We put ourselves on an emotional hamster track we can never
get to the end of. And we love the whole insane rat-race! The push and
pull of the bustling, grabbing, self-centered ego has become our substitute
for the soul, which we let peek out a few times a year at church or
synagogue or when we listen to classical music. Our desire to be “entertained”
by a movie or that it have high drama or a thrilling plot is part of
the same shallow, meaningless, endless quest for synthetic excitement,
glamour, stimulation. Bad art is organized around the same titillating,
animalistic emotions as bad living. There are valuable, good,
real emotions – truer, deeper, more authentic ways of being and feeling
and knowing – but the problem with Hollywood and television and newspapers and
the rest of the media is that they are devoted to presenting, manipulating,
and exalting the self-destructive, self-centered, artificial, trivial
feelings. In fact, as far as I can tell, movies and experiences organized
around ego-centered emotions are the ones people love the most. Just
like they love football games more than they love ballet. It’s because
the fake emotions plug into our reptilian brain stems and are reinforced
by a whole cultural system of programming. -Bad art is a vast emotional
recycling operation. It recycles pre-existing, mass-produced, artificial
feelings already out there in the culture. Good art creates entirely
new and different feelings – original, unexpected, surprising ones.

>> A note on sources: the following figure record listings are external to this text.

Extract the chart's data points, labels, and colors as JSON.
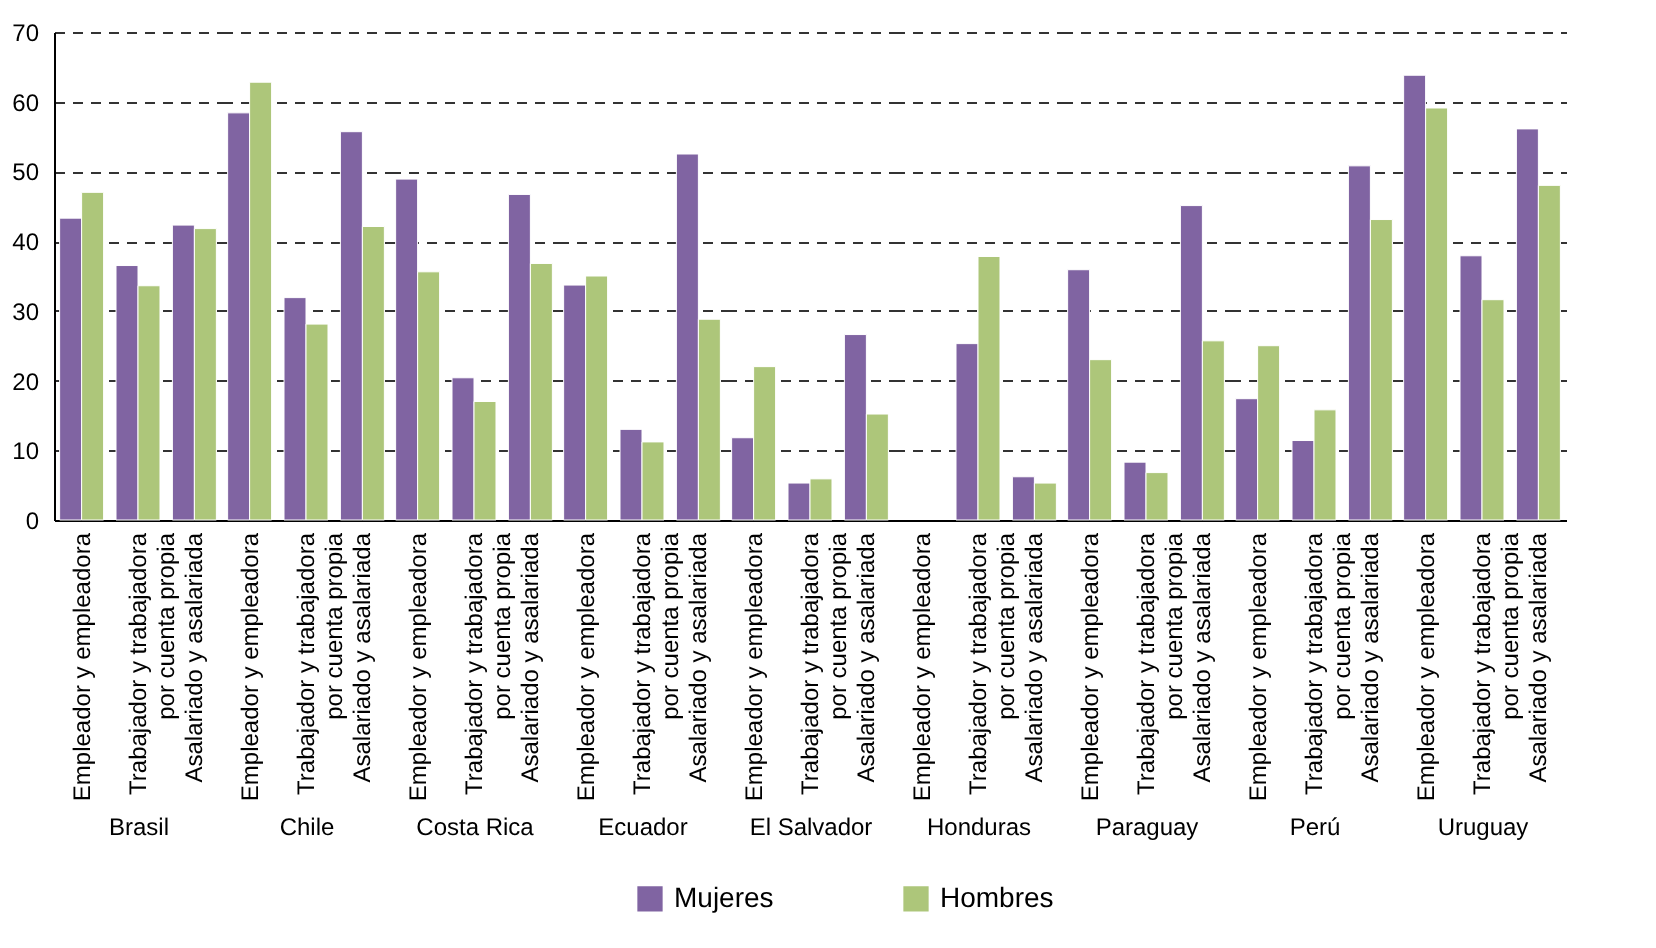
{
  "chart_data": [
    {
      "type": "bar",
      "xlabel": "Brasil",
      "categories": [
        "Empleador y empleadora",
        "Trabajador y trabajadora por cuenta propia",
        "Asalariado y asalariada"
      ],
      "series": [
        {
          "name": "Mujeres",
          "color": "#8064a2",
          "values": [
            43.3,
            36.5,
            42.3
          ]
        },
        {
          "name": "Hombres",
          "color": "#adc67a",
          "values": [
            47.0,
            33.6,
            41.8
          ]
        }
      ],
      "ylim": [
        0,
        70
      ],
      "yticks": [
        0,
        10,
        20,
        30,
        40,
        50,
        60,
        70
      ],
      "grid": "y",
      "legend": "bottom"
    },
    {
      "type": "bar",
      "xlabel": "Chile",
      "categories": [
        "Empleador y empleadora",
        "Trabajador y trabajadora por cuenta propia",
        "Asalariado y asalariada"
      ],
      "series": [
        {
          "color": "#8064a2",
          "values": [
            58.4,
            31.9,
            55.7
          ]
        },
        {
          "color": "#adc67a",
          "values": [
            62.8,
            28.1,
            42.1
          ]
        }
      ],
      "ylim": [
        0,
        70
      ],
      "yticks": [
        0,
        10,
        20,
        30,
        40,
        50,
        60,
        70
      ],
      "grid": "y",
      "tick_labels": "x"
    },
    {
      "type": "bar",
      "xlabel": "Costa Rica",
      "categories": [
        "Empleador y empleadora",
        "Trabajador y trabajadora por cuenta propia",
        "Asalariado y asalariada"
      ],
      "series": [
        {
          "color": "#8064a2",
          "values": [
            48.9,
            20.4,
            46.7
          ]
        },
        {
          "color": "#adc67a",
          "values": [
            35.6,
            17.0,
            36.8
          ]
        }
      ],
      "ylim": [
        0,
        70
      ],
      "yticks": [
        0,
        10,
        20,
        30,
        40,
        50,
        60,
        70
      ],
      "grid": "y",
      "tick_labels": "x"
    },
    {
      "type": "bar",
      "xlabel": "Ecuador",
      "categories": [
        "Empleador y empleadora",
        "Trabajador y trabajadora por cuenta propia",
        "Asalariado y asalariada"
      ],
      "series": [
        {
          "color": "#8064a2",
          "values": [
            33.7,
            13.0,
            52.5
          ]
        },
        {
          "color": "#adc67a",
          "values": [
            35.0,
            11.2,
            28.8
          ]
        }
      ],
      "ylim": [
        0,
        70
      ],
      "yticks": [
        0,
        10,
        20,
        30,
        40,
        50,
        60,
        70
      ],
      "grid": "y",
      "tick_labels": "x"
    },
    {
      "type": "bar",
      "xlabel": "El Salvador",
      "categories": [
        "Empleador y empleadora",
        "Trabajador y trabajadora por cuenta propia",
        "Asalariado y asalariada"
      ],
      "series": [
        {
          "color": "#8064a2",
          "values": [
            11.8,
            5.3,
            26.6
          ]
        },
        {
          "color": "#adc67a",
          "values": [
            22.0,
            5.9,
            15.2
          ]
        }
      ],
      "ylim": [
        0,
        70
      ],
      "yticks": [
        0,
        10,
        20,
        30,
        40,
        50,
        60,
        70
      ],
      "grid": "y",
      "tick_labels": "x"
    },
    {
      "type": "bar",
      "xlabel": "Honduras",
      "categories": [
        "Empleador y empleadora",
        "Trabajador y trabajadora por cuenta propia",
        "Asalariado y asalariada"
      ],
      "series": [
        {
          "color": "#8064a2",
          "values": [
            null,
            25.3,
            6.2
          ]
        },
        {
          "color": "#adc67a",
          "values": [
            null,
            37.8,
            5.3
          ]
        }
      ],
      "ylim": [
        0,
        70
      ],
      "yticks": [
        0,
        10,
        20,
        30,
        40,
        50,
        60,
        70
      ],
      "grid": "y",
      "tick_labels": "x"
    },
    {
      "type": "bar",
      "xlabel": "Paraguay",
      "categories": [
        "Empleador y empleadora",
        "Trabajador y trabajadora por cuenta propia",
        "Asalariado y asalariada"
      ],
      "series": [
        {
          "color": "#8064a2",
          "values": [
            35.9,
            8.3,
            45.1
          ]
        },
        {
          "color": "#adc67a",
          "values": [
            23.0,
            6.8,
            25.7
          ]
        }
      ],
      "ylim": [
        0,
        70
      ],
      "yticks": [
        0,
        10,
        20,
        30,
        40,
        50,
        60,
        70
      ],
      "grid": "y",
      "tick_labels": "x"
    },
    {
      "type": "bar",
      "xlabel": "Perú",
      "categories": [
        "Empleador y empleadora",
        "Trabajador y trabajadora por cuenta propia",
        "Asalariado y asalariada"
      ],
      "series": [
        {
          "color": "#8064a2",
          "values": [
            17.4,
            11.4,
            50.8
          ]
        },
        {
          "color": "#adc67a",
          "values": [
            25.0,
            15.8,
            43.1
          ]
        }
      ],
      "ylim": [
        0,
        70
      ],
      "yticks": [
        0,
        10,
        20,
        30,
        40,
        50,
        60,
        70
      ],
      "grid": "y",
      "tick_labels": "x"
    },
    {
      "type": "bar",
      "xlabel": "Uruguay",
      "categories": [
        "Empleador y empleadora",
        "Trabajador y trabajadora por cuenta propia",
        "Asalariado y asalariada"
      ],
      "series": [
        {
          "color": "#8064a2",
          "values": [
            63.8,
            37.9,
            56.1
          ]
        },
        {
          "color": "#adc67a",
          "values": [
            59.1,
            31.6,
            48.0
          ]
        }
      ],
      "ylim": [
        0,
        70
      ],
      "yticks": [
        0,
        10,
        20,
        30,
        40,
        50,
        60,
        70
      ],
      "grid": "y",
      "tick_labels": "x"
    }
  ]
}
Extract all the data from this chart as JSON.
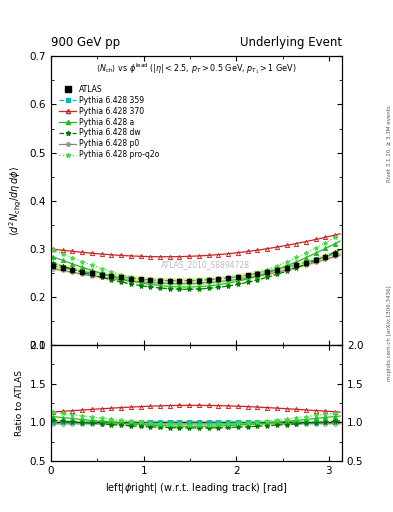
{
  "title_left": "900 GeV pp",
  "title_right": "Underlying Event",
  "xlabel": "left|#phi right| (w.r.t. leading track) [rad]",
  "ylabel_main": "<d^{2} N_{chg}/d#eta d#phi>",
  "ylabel_ratio": "Ratio to ATLAS",
  "watermark": "ATLAS_2010_S8894728",
  "right_label": "Rivet 3.1.10, ≥ 3.3M events",
  "right_label2": "mcplots.cern.ch [arXiv:1306.3436]",
  "ylim_main": [
    0.1,
    0.7
  ],
  "ylim_ratio": [
    0.5,
    2.0
  ],
  "xlim": [
    0.0,
    3.14159
  ],
  "series_colors": {
    "Pythia359": "#00bbbb",
    "Pythia370": "#cc2222",
    "Pythia_a": "#22bb22",
    "Pythia_dw": "#007700",
    "Pythia_p0": "#888888",
    "Pythia_proq2o": "#44dd44"
  },
  "atlas_band_color": "#eeee88",
  "n_points": 60
}
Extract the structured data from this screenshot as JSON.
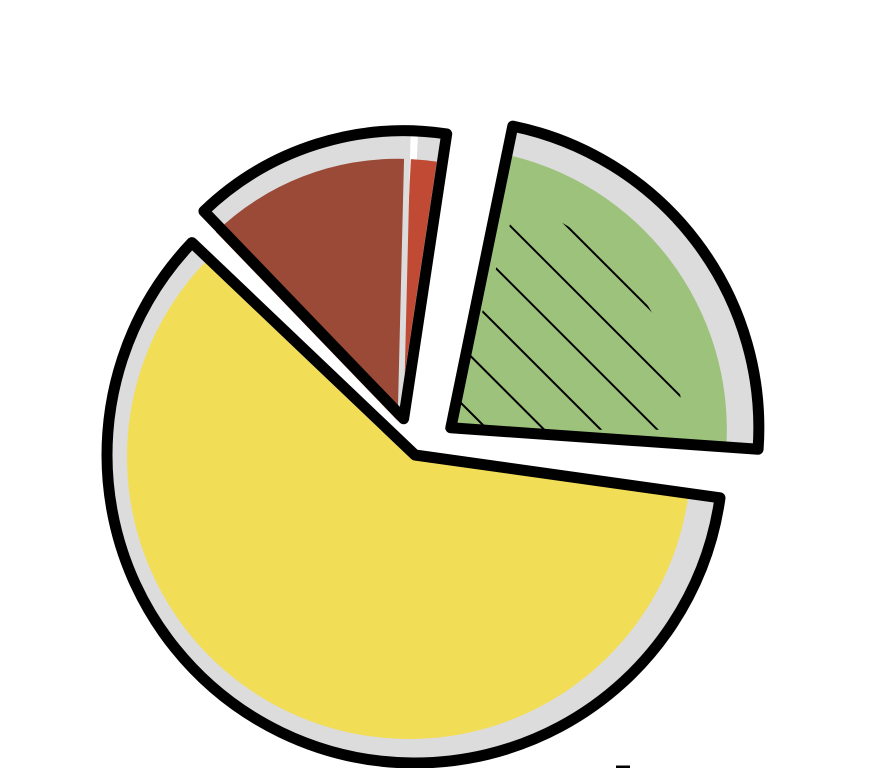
{
  "chart_data": {
    "type": "pie",
    "title": "",
    "slices": [
      {
        "value": 24,
        "color": "#9dc27c",
        "hatched": true,
        "exploded": true
      },
      {
        "value": 2,
        "color": "#c14a34",
        "hatched": false,
        "exploded": true,
        "group": "top"
      },
      {
        "value": 13,
        "color": "#9a4a37",
        "hatched": false,
        "exploded": true,
        "group": "top"
      },
      {
        "value": 61,
        "color": "#f2dd57",
        "hatched": false,
        "exploded": false
      }
    ],
    "shadow_color": "#dcdcdc",
    "outline_color": "#000000"
  }
}
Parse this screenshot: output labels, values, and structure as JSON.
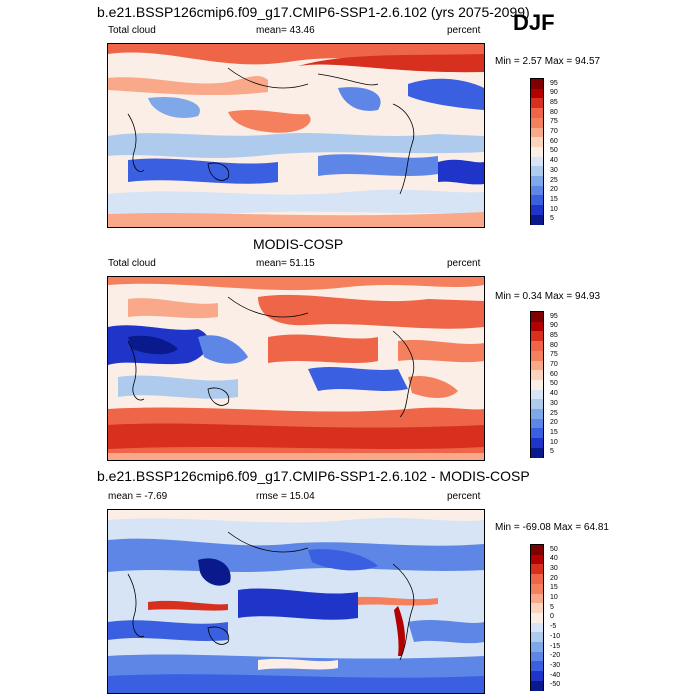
{
  "season": "DJF",
  "panels": [
    {
      "title": "b.e21.BSSP126cmip6.f09_g17.CMIP6-SSP1-2.6.102 (yrs 2075-2099)",
      "variable": "Total cloud",
      "stat1": "mean=  43.46",
      "stat2": "",
      "units": "percent",
      "minmax": "Min =  2.57 Max =  94.57",
      "colorbar": [
        "95",
        "90",
        "85",
        "80",
        "75",
        "70",
        "60",
        "50",
        "40",
        "30",
        "25",
        "20",
        "15",
        "10",
        "5"
      ]
    },
    {
      "title": "MODIS-COSP",
      "variable": "Total cloud",
      "stat1": "mean=  51.15",
      "stat2": "",
      "units": "percent",
      "minmax": "Min =  0.34 Max =  94.93",
      "colorbar": [
        "95",
        "90",
        "85",
        "80",
        "75",
        "70",
        "60",
        "50",
        "40",
        "30",
        "25",
        "20",
        "15",
        "10",
        "5"
      ]
    },
    {
      "title": "b.e21.BSSP126cmip6.f09_g17.CMIP6-SSP1-2.6.102 - MODIS-COSP",
      "variable": "",
      "stat1": "mean =  -7.69",
      "stat2": "rmse =  15.04",
      "units": "percent",
      "minmax": "Min = -69.08 Max =  64.81",
      "colorbar": [
        "50",
        "40",
        "30",
        "20",
        "15",
        "10",
        "5",
        "0",
        "-5",
        "-10",
        "-15",
        "-20",
        "-30",
        "-40",
        "-50"
      ]
    }
  ],
  "colors": {
    "scale": [
      "#7f0000",
      "#b30000",
      "#d7301f",
      "#ef6548",
      "#f4805e",
      "#f9a98a",
      "#fcd3bd",
      "#fbeee6",
      "#d6e4f5",
      "#aecbee",
      "#7fa8e8",
      "#5d86e6",
      "#3a5fe0",
      "#1f35c9",
      "#0a1a8c"
    ]
  }
}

If that is hard to understand, all I can say is that my Leigh book has
more than you want to know about this subject. It’s also what I was
trying to explain in my Cassavetes books when I argued that his work
– like all great art – asks us to think and feel in fresh ways. Nothing
is prefabricated or plastic.
But I’ve discovered it is a hard concept to get across. When
I call the feelings in other films fake, my students get confused.
They say people really feel these emotions. Their pulses really
beat faster during the ending of The Matrix. They really
cry at the end of Titanic. They really care who wins
in Erin Brockovich. They really feel elated when a villain
gets blown up in the Star Wars movies. In life, people really
get choked up when they put an American flag in front of their house
or a yellow ribbon on their car. And my students are right. To the people
who experience these feelings, they are real. But that doesn’t
mean they aren’t fake. Maybe it would be better to call them mental
emotions, since they are created by our thoughts. They are in our
heads. That’s what’s wrong with them. They represent postures, stances,
and attitudes that make us feel good about ourselves. Even as we torture
ourselves by casting ourselves in this endless, draining struggle, these
emotions flatter us because they inflate our importance. We struggle
so we can feel we are getting ahead. We keep up with the Joneses so
we can feel superior to them. Even as it hurts them, people love to
create self-justifying emotional dramas this way.
Bad movies play on our emotional weaknesses, but great ones
can move us beyond these clichés or show us their limitations. But you
can’t look to Hollywood for that kind of movie. Look at Bresson’s
Lancelot or Femme Douce. Look at Dreyer’s Day of Wrath
or Gertrud. Or look at Cassavetes’ Faces, Leigh’s
Abigail’s Party, Rappaport’s Local Color, or Noonan’s
The Wife – four absolutely brilliant, extended dissections of
the emotional unreality we imprison ourselves within. These films reveal
how pervasive and self-destructive fake feelings are.